На какое-то время в комнате воцарилась тишина. Может быть, подозреваемый уже перешел в разряд преступников?
– Могу я взглянуть на фотографию? – Боденштайн протянул руку, и Николя Энгель придвинула ему фото. На нем был изображен очень привлекательный мужчина лет тридцати пяти с серьезными голубыми глазами. Мужчина, внешность которого, на первый взгляд, ничего не говорила о его болезненных сексуальных наклонностях. В подсознании Боденштайна шевельнулось какое-то воспоминание, которое заставило его максимально сосредоточиться. Что это было?
На столе зазвонил телефон, и Остерманн снял трубку.
Боденштайн передал фотографию своим коллегам и попытался упорядочить свои мысли.
– У него глаза как у Пола Ньюмана, – заметила вскользь Пия, и все стало ясно. Все фрагменты пазла сами собой встали на нужные места, и он вспомнил.
«Самыми примечательными были его глаза. Я никогда не видела таких неправдоподобно голубых глаз». Это сказала ему вчера по телефону Катарина Майзель, соседка Ханны Херцманн. Его охватило волнение, которое возникло в тот самый момент, когда в лабиринте предположений и не связывающихся между собой фактов неожиданно появилась основная ниточка, логическая связь, след!

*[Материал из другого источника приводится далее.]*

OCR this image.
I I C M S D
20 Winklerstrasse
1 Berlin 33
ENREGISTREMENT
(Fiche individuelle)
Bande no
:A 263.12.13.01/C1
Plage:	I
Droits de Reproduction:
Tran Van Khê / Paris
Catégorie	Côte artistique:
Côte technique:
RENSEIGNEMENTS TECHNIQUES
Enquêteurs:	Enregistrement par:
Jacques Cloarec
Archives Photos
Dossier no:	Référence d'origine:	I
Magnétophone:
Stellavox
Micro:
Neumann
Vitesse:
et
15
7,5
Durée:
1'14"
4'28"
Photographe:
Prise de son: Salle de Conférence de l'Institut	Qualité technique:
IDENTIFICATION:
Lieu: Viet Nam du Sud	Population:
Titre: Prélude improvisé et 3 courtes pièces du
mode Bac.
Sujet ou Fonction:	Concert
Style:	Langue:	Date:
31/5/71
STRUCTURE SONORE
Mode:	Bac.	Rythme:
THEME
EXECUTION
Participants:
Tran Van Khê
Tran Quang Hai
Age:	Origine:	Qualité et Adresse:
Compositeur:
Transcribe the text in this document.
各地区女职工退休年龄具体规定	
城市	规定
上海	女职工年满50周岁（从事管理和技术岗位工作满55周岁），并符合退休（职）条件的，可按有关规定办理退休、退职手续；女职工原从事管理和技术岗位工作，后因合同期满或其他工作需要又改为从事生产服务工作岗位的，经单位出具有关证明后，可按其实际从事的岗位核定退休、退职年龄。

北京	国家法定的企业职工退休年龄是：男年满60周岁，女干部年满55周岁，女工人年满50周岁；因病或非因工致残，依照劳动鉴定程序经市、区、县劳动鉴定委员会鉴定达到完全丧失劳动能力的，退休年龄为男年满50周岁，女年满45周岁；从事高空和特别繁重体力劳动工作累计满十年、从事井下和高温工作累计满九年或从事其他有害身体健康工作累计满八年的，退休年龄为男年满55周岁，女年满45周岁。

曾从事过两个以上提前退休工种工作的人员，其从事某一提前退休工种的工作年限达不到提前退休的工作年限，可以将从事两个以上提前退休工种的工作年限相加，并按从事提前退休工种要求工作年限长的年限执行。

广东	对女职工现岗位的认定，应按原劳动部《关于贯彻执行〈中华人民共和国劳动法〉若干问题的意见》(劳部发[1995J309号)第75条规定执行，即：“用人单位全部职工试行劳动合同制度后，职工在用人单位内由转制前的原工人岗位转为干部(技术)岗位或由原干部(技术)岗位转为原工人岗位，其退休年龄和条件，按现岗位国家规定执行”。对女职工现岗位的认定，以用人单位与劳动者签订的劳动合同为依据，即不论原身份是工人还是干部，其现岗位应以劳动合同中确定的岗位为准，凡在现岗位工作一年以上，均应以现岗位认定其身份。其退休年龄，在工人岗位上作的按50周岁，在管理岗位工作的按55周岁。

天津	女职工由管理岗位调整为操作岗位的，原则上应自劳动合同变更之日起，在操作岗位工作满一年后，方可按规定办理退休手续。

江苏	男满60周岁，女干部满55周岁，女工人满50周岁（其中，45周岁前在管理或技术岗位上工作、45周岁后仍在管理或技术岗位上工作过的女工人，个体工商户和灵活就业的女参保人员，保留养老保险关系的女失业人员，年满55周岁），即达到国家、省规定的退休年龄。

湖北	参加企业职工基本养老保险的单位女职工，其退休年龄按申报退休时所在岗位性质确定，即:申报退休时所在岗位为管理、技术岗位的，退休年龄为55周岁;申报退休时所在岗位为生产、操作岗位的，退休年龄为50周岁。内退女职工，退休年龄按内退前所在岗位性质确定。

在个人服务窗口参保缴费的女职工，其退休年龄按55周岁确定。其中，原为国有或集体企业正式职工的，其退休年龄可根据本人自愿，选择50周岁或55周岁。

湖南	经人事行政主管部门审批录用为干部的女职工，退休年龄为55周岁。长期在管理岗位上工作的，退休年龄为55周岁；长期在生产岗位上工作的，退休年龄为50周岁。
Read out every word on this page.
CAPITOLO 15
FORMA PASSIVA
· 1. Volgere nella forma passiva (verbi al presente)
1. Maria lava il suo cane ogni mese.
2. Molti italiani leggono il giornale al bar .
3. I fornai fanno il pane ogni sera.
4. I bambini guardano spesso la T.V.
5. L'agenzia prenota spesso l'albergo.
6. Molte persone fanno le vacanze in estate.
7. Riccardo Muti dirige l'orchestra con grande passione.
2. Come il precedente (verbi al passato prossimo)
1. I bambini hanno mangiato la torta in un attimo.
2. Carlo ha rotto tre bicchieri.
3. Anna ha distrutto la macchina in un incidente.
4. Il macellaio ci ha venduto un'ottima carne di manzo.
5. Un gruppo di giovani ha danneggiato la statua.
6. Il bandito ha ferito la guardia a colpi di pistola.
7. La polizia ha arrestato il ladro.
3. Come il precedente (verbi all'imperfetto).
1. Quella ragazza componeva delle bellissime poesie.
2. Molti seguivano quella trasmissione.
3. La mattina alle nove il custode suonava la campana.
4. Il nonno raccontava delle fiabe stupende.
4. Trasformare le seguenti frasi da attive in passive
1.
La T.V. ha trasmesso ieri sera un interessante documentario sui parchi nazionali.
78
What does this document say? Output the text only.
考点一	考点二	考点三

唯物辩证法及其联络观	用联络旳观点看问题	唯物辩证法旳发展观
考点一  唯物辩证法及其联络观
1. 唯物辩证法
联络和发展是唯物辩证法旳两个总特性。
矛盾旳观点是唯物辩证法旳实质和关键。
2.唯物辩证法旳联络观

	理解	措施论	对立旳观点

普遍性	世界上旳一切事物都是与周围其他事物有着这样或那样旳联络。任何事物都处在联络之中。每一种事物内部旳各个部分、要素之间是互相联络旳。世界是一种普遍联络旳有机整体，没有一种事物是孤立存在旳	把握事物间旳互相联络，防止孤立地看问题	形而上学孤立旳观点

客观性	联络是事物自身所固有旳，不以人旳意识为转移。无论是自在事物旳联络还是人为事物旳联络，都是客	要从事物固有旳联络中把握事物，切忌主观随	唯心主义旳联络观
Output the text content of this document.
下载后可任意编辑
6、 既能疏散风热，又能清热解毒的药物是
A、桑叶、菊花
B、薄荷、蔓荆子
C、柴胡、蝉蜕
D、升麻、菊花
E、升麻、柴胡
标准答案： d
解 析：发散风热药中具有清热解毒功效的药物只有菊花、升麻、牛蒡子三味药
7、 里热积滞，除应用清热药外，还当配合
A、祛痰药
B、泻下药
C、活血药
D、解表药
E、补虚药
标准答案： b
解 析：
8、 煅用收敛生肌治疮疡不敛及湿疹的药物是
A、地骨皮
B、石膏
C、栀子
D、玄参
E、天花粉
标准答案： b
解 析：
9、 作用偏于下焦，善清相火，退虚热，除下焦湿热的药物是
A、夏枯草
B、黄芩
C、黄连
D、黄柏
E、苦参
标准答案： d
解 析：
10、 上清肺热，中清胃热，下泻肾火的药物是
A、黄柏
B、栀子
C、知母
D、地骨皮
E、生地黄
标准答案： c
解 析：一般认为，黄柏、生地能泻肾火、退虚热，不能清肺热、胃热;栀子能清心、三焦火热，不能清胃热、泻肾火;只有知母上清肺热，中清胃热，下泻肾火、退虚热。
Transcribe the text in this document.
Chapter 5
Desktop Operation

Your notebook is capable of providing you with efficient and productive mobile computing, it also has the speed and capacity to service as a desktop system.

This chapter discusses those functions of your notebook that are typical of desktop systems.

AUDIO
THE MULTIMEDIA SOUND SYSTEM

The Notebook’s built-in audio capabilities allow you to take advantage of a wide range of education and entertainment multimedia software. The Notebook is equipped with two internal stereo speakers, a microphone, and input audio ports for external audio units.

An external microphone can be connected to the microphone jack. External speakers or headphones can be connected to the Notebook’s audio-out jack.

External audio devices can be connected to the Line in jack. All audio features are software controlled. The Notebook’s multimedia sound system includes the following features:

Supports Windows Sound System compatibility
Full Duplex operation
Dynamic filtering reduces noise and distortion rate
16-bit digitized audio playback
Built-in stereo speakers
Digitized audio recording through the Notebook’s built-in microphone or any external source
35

– Я думаю, мы идем по верному следу, – сказал он, не замечая, что прервал Остерманна на середине фразы. – Соседка Ханны Херцманн в четверг вечером около двадцати двух часов видела мужчину, который приехал на мотороллере и бросил что-то в почтовый ящик фрау Херцманн. – Боденштайн отодвинул стул и посмотрел на присутствующих. – Судя по описанию его внешности, это мог быть Килиан Ротемунд.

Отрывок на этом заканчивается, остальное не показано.